The ideal family supposedly has two children, the husband and wife have steady jobs and they go about their life with a stable formalism.
Then there is David Wozniak (Vince Vaughn, “The Internship”) whom, unfortunately, does not have a normal life. He’s being hounded by less-than-pleasant and downright nasty thugs who want to collect on an $80,000 debt. His father and brothers, owners of the family butchery, don’t have faith in David’s ability to deliver beyond chauffeuring meat around the block and back to the storefront. However, David wants to change his life, but one, or rather 533 impediments, are standing between him and a satisfactory life.
Wozniak discovers that he’s both fathered, by way of anonymous donations to a fertility clinic, and managed to let down his 533 kids. As 142 of the kids launch a massive class action suit to find out the identity of “Starbuck,” the name which Wozniak took to assume anonymity, Wozniak utilizes his unidentified position to visit his children one by one becoming their “guardian angel.” Predictably, this complicates Wozniak’s desire to remain unnamed.
As a note-for-note remake by Ken Scott, who also directed the original Canadian production entitled “Starbuck,” Scott’s version of “Delivery Man” might as well have come with the credit of “Translated by.” “Deliver Man” hits almost all the same beats, jokes and emotionally resonant moments. It has a quasi-”Funny Games” equivalence with none the intrigue and depth of Michael Haneke’s original shot-for-shot intent of depicting unrelenting violence.
What transpires is a less-than-humorous, but not completely irksome experience. “Delivery Man” whizzes by at a fair pace, but then oscillates between questionable antics and modulatory affirmations of Wozniak’s virility and masculinity; as the opening sequence tracks over Wozniak apartment filled with every piece of sports equipment known to mankind.
The most fascinating aspect of “Delivery Man” is what amounts to a scrubbed behind the ears, ironed out and over starched remake and how it became as such. This final product was simply put through a Hollywood cheese grater, turning a moderately and thematically engaging independent movie into something that resembles the dullest output of Adam Sandler’s contemporary films.

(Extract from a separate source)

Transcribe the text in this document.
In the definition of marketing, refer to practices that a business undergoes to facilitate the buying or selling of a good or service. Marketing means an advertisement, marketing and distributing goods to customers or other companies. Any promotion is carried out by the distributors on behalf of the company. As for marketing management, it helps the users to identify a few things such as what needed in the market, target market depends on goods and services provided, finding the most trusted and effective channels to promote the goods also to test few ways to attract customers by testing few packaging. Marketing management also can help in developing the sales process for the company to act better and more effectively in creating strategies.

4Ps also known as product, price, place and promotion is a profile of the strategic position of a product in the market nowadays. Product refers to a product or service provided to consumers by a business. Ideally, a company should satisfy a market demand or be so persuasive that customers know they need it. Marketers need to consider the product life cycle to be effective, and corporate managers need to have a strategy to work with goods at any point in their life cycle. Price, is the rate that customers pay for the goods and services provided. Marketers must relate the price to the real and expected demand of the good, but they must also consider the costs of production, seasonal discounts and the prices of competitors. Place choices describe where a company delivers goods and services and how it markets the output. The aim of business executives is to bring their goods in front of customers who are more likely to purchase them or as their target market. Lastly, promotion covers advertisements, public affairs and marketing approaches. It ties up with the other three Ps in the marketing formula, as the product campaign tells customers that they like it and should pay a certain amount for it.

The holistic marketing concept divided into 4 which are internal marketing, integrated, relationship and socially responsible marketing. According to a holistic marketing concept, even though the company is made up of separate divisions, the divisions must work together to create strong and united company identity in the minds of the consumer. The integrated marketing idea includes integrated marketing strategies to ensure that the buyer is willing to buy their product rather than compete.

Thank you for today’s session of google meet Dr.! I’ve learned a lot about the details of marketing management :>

Vaughn does an exemplary job of playing his archetype —— haggard, squalid, but altruistic and generous —— and a supporting cast including Cobie Smulders (“How I Met Your Mother”), whose character exists solely as a counterweight and motivated love interest, as well as a boon for motivation so Wozniak’s should learn to stop his continued adolescent, incompetent antics. Then there are Jessica Williams (“The Daily Show”), Chris Pratt (“Parks and Recreation”) and Bobby Moynihan (“Saturday Night Live”) who just are wasting away in the boring nullity of the proceedings.
The easy slash would be “Delivery Man” is a film that is incapable of delivering anything, but that would not be wholly true. Scott’s film is not completely without merit. There is some possibility that audiences might be curious enough to make the circuitous journey back to the far more dynamic “Starbuck.”